Schreier rattled off a recent list of climate disasters, including fires in western North America, floods in China and Europe, and water shortages in Iran that have sparked riots.
He said it's becoming increasingly difficult to predict weather because old, reliable patterns are breaking down.
"That's going to be the norm, and the thing is it's not going to be continuously increasing, it's going to be continuous variability — and it's those extremes which are really worrying."

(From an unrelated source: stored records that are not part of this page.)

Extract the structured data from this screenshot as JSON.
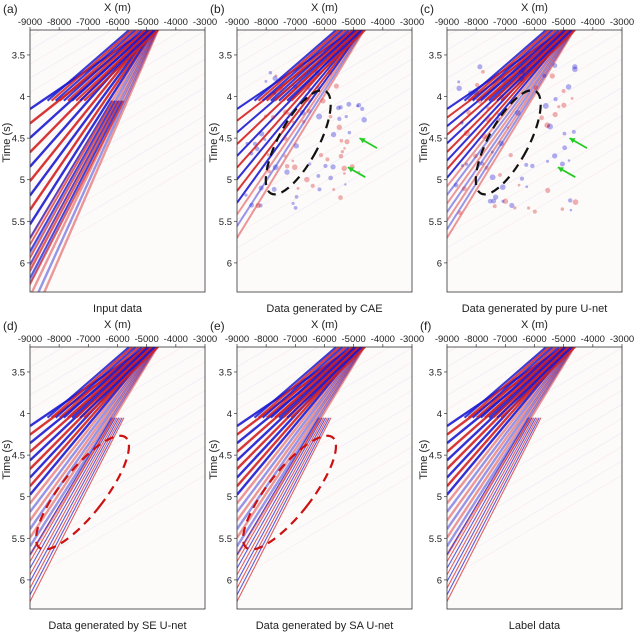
{
  "figure": {
    "panels": [
      {
        "letter": "(a)",
        "caption": "Input data",
        "xlabel": "X (m)",
        "ylabel": "Time (s)",
        "variant": "input",
        "markers": []
      },
      {
        "letter": "(b)",
        "caption": "Data generated by CAE",
        "xlabel": "X (m)",
        "ylabel": "Time (s)",
        "variant": "cae",
        "markers": [
          "black-dashed-ellipse",
          "green-arrows"
        ]
      },
      {
        "letter": "(c)",
        "caption": "Data generated by pure U-net",
        "xlabel": "X (m)",
        "ylabel": "Time (s)",
        "variant": "unet",
        "markers": [
          "black-dashed-ellipse",
          "green-arrows"
        ]
      },
      {
        "letter": "(d)",
        "caption": "Data generated by SE U-net",
        "xlabel": "X (m)",
        "ylabel": "Time (s)",
        "variant": "se",
        "markers": [
          "red-dashed-ellipse"
        ]
      },
      {
        "letter": "(e)",
        "caption": "Data generated by SA U-net",
        "xlabel": "X (m)",
        "ylabel": "Time (s)",
        "variant": "sa",
        "markers": [
          "red-dashed-ellipse"
        ]
      },
      {
        "letter": "(f)",
        "caption": "Label data",
        "xlabel": "X (m)",
        "ylabel": "Time (s)",
        "variant": "label",
        "markers": []
      }
    ],
    "x_ticks": [
      "-9000",
      "-8000",
      "-7000",
      "-6000",
      "-5000",
      "-4000",
      "-3000"
    ],
    "y_ticks": [
      "3.5",
      "4",
      "4.5",
      "5",
      "5.5",
      "6"
    ],
    "x_range": [
      -9000,
      -3000
    ],
    "y_range": [
      3.2,
      6.35
    ],
    "colors": {
      "positive": "#d42020",
      "negative": "#1a1ad0",
      "black_ellipse": "#111111",
      "red_ellipse": "#cc1111",
      "arrow": "#22cc22"
    }
  }
}
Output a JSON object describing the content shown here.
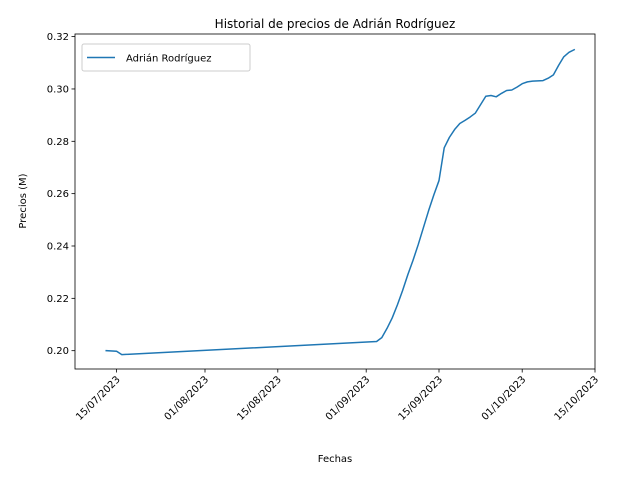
{
  "chart_data": {
    "type": "line",
    "title": "Historial de precios de Adrián Rodríguez",
    "xlabel": "Fechas",
    "ylabel": "Precios (M)",
    "x_tick_labels": [
      "15/07/2023",
      "01/08/2023",
      "15/08/2023",
      "01/09/2023",
      "15/09/2023",
      "01/10/2023",
      "15/10/2023"
    ],
    "x_tick_dates": [
      "2023-07-15",
      "2023-08-01",
      "2023-08-15",
      "2023-09-01",
      "2023-09-15",
      "2023-10-01",
      "2023-10-15"
    ],
    "y_tick_labels": [
      "0.20",
      "0.22",
      "0.24",
      "0.26",
      "0.28",
      "0.30",
      "0.32"
    ],
    "y_ticks": [
      0.2,
      0.22,
      0.24,
      0.26,
      0.28,
      0.3,
      0.32
    ],
    "xlim": [
      "2023-07-07",
      "2023-10-15"
    ],
    "ylim": [
      0.193,
      0.321
    ],
    "grid": false,
    "legend_position": "upper-left",
    "series": [
      {
        "name": "Adrián Rodríguez",
        "color": "#1f77b4",
        "x": [
          "2023-07-13",
          "2023-07-15",
          "2023-07-16",
          "2023-09-03",
          "2023-09-04",
          "2023-09-05",
          "2023-09-06",
          "2023-09-07",
          "2023-09-08",
          "2023-09-09",
          "2023-09-10",
          "2023-09-11",
          "2023-09-12",
          "2023-09-13",
          "2023-09-14",
          "2023-09-15",
          "2023-09-16",
          "2023-09-17",
          "2023-09-18",
          "2023-09-19",
          "2023-09-20",
          "2023-09-21",
          "2023-09-22",
          "2023-09-23",
          "2023-09-24",
          "2023-09-25",
          "2023-09-26",
          "2023-09-27",
          "2023-09-28",
          "2023-09-29",
          "2023-09-30",
          "2023-10-01",
          "2023-10-02",
          "2023-10-03",
          "2023-10-04",
          "2023-10-05",
          "2023-10-06",
          "2023-10-07",
          "2023-10-08",
          "2023-10-09",
          "2023-10-10",
          "2023-10-11"
        ],
        "y": [
          0.2,
          0.1998,
          0.1985,
          0.2035,
          0.205,
          0.2085,
          0.2125,
          0.2175,
          0.223,
          0.229,
          0.2345,
          0.2405,
          0.247,
          0.2535,
          0.2595,
          0.265,
          0.2775,
          0.2815,
          0.2845,
          0.2868,
          0.288,
          0.2893,
          0.2908,
          0.294,
          0.2972,
          0.2975,
          0.297,
          0.2983,
          0.2994,
          0.2996,
          0.3007,
          0.302,
          0.3027,
          0.303,
          0.3031,
          0.3032,
          0.3041,
          0.3054,
          0.309,
          0.3123,
          0.314,
          0.315
        ]
      }
    ]
  }
}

Schreier said governments around the world have been very slow to adapt and prepare for those extremes.
Releasing the salmon
Back in the woods near Squamish, streamkeeper Patrick MacNamara worked at completing the rescue of the salmon fry. They've been safely transported in a bucket to a new location on the Cheakamus River just a few minutes away, but with much deeper water and shade.
"There's food, it's clean water and lots of places to hide," MacNamara said as he waded into the water, where he slowly dumped out the bucket holding the fish.
"Here they come!" he exclaimed, before wishing them "bon voyage" as the fish darted out into their new home, safe for now from the ongoing drought.